Machine translation has been a potential solution for giving access to the world knowledge available in English for those who have different mother tongues. There are number of Machine Translation (MT) systems, available for many languages. Among others, Electronic Dictionary Research (EDR) [27] is the most powerful MT System in the Asian region. EDR system translates English to Japanese and vise versa. Also it uses knowledge base Machine Translation approach. In the Asian region, numbers of MT Systems are developed to Translate English to Indian family languages. Some of these systems can be named as Anglabharati, Anusaaraka, MaTra, Mantra etc. [6]. Anglabharati MT System Translates English to Indian languages, primarily Hindi, using a rule-based transfer approach. The Anusaaraka MT System [3] is used to access language between Indian Languages. Also this System uses Paninian Grammar (PG) model [1] to it’s language analysis. The Anusaaraka project has developed Language accesses from Punjabi, Bengali, Telugu, Kannada and Marathi into Hindi. The approach and lexicon is general, but the system has mainly been applied for children’s stories. MaTra is a Human-Assisted translation project for English to Indian languages, and the Mantra project is based on the TAG formalism, that has been developed for the domain of gazette notifications pertaining to government appointments [2]. The Machine Translation process can be described simply as decoding the meaning of the source text, and re-encoding this meaning in the target language [11]. Any MT System contains source language morphological analyzer, source

language parser, translator, target language morphological generator, target language composer and lexical databases [8][9]. At present a number of approaches are used for Machine Translation: Dictionary-based Machine Translation, Statistical Machine Translation and Examplebased Machine Translation [25]. However, machine translation cannot be achieved merely by handling languages at the morphological, syntax and semantic levels. This is because; Out-Of-Vocabulary, handling Proper nouns and Technical terms become crucial when source and target languages are reasonably different in terms of alphabet, pronunciation, etc. There are various transliteration approaches taken to solve these issues. In general, transliteration is the practice of transcribing a word or text written in one writing system into another writing system [25]. In other words, Machine transliteration is a method for automatic conversion of words in one language in to phonetically equivalent ones in another language. For example, the English word ‘machine’ is transliterated into Sinhala as ueIska. At present there are number of Machine transliteration approaches available namely, grapheme-based transliteration model, phonemebased transliteration model, hybrid transliteration model and correspondence-based transliteration model [18]. Grapheme-based transliteration is direct orthographical mapping from source graphemes to target graphemes.
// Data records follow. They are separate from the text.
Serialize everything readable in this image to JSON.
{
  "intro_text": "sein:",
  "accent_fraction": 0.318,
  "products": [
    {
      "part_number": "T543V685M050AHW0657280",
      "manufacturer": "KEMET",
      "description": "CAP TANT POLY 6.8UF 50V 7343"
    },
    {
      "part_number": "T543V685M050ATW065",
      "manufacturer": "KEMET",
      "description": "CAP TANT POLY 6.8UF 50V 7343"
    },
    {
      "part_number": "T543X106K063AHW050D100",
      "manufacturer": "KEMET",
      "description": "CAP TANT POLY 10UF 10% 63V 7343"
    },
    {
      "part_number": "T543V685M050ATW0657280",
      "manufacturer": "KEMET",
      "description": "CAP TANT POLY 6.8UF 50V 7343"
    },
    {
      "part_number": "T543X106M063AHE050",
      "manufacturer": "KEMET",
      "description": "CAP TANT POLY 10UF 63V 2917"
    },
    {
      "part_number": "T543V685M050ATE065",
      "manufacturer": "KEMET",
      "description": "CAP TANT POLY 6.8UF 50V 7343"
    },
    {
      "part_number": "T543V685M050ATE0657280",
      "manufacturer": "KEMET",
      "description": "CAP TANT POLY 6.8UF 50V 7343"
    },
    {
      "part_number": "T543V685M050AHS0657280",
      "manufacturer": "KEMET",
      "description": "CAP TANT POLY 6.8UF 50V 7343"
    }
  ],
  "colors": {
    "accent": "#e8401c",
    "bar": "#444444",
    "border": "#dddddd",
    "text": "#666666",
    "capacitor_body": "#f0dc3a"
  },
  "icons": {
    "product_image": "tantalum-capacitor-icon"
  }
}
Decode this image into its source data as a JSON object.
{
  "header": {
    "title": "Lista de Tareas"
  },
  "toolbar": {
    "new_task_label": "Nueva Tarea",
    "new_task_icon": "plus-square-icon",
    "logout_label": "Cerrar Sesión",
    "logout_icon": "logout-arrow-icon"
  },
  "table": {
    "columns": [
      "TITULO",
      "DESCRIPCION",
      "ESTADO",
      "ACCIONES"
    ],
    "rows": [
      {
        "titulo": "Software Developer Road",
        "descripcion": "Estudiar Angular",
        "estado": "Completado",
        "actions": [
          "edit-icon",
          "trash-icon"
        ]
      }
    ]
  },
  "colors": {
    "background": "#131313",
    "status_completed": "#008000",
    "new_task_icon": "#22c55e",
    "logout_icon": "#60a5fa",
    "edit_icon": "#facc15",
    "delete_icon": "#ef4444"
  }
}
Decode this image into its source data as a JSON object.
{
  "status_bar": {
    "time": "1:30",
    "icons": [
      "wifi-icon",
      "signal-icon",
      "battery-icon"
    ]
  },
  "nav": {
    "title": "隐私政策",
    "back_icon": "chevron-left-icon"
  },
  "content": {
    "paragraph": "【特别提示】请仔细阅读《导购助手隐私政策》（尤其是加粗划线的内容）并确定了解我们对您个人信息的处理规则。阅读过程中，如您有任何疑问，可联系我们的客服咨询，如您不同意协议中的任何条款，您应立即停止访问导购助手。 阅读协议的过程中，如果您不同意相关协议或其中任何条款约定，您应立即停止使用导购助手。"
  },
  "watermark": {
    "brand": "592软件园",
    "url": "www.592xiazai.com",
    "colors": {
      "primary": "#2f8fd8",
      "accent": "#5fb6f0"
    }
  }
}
Several transliteration methods have been proposed using this method. These methods include channel model and decision tree model [18]. Phoneme-based transliteration model is based on pronunciation or the source phoneme rather than spelling or source grapheme. This model uses source-phoneme-to-source-phoneme transformation and source- phoneme-to-target-phoneme transformation. By using this transliteration model, Knight and others have developed Japanese-to-English transliteration system with weighted finite state transducers (WFSTs) [19]. Arabic-toEnglish, English-to-Chinese Transliteration Systems too have used this model. Hybrid and correspondence-based Transliteration models are used both source grapheme and source phoneme to transliteration. Furthermore, there are two types of transliterations, namely, Forward Transliteration and Backward Transliteration. Forward Transliteration means transliteration of a name from its native script to a foreign

one. Backward Transliteration is restoration of a previously transliterated name to its native scripts. However any transliteration model can be modeled as phoneme-based transliteration, letter-based transliteration or substring-based transliteration. Among others, Weerasinghe and others have developed a rule based Syllabification Algorithm, that can be considered under letter-based transliteration for Sinhala language [24]. This is a backward transliteration approach that reads Sinhala text and its pronunciation. We present a transliteration approach that come under letter-based tradition with the use of theory of finite automaton. At this stage, this project has considered only the forward transliteration from English to Sinhala. The rest of this paper is organized as follows. Section II describes structures of the Sinhala and English words. Section III reports on the design and implementation of the proposed transliteration models for English to Sinhala machine translation. Section IV gives conclusion and further work. THE SINHALA AND ENGLISH LANGUAGES STRUCTURES Machine transliteration process is not a simple task. This is mainly because; there are many ambiguities about the relationship between the spelling of a word and its pronunciation. Further, some letters cannot be pronounced in isolation, but need to be considered as adjacent letters. Therefore, it is required to do word level analysis of words before going into transliteration approaches. II

A Structure of Sinhala words Sinhala Language is constitutionally – recognized as the official language of Sri Lanka, along with Tamil. Sinhala has its own writing system, which is an offspring of the Brahmi script [25]. Maldives, Dhivehi are the closest relative languages for Sinhala. However, Sinhala differs from all other Indo-Aryan languages. In that, it contains a pair of vowel sounds that are unique to it, such as short vowel: ‘we’ – ae and Long vowel: ‘wE’ – aae[21]. Also Sinhala contains a set of five nasal sounds known as “half nasal” or “prenasalized stops”. These sounds as represented in modern Sinhala writing and their romanised notation are as follows: Õa (nng), `ca (ndj), `â (nnd), |a (nd), ò(mb). The Sinhala alphabet consists of 61 letters comprising 18 vowels, 41 consonants and 2 semi-consonants [5][17]. These symbols represent 40 sounds: 14 vowel sounds and 26 consonant sounds. This is quite similar to other Indic alphabets, as all of them appear to be offshoots of the Sanskrit alphabet. Table I shows the Sinhala alphabet. Furthermore, some graphical symbols, stokes, are used in conjunction with consonants. They are used in writing some vowels too (example. wd" ta" ft). Unlike in English, a stoke may be positioned at any of the four side of the base letter. Table II shows Sinhala stokes and their positions. Note that, Sinhala letters (characters) are generated using Vowels, consonants and conjunction with consonant and stokes. Table III shows Combination of the consonant l (k) with vocalic stokes.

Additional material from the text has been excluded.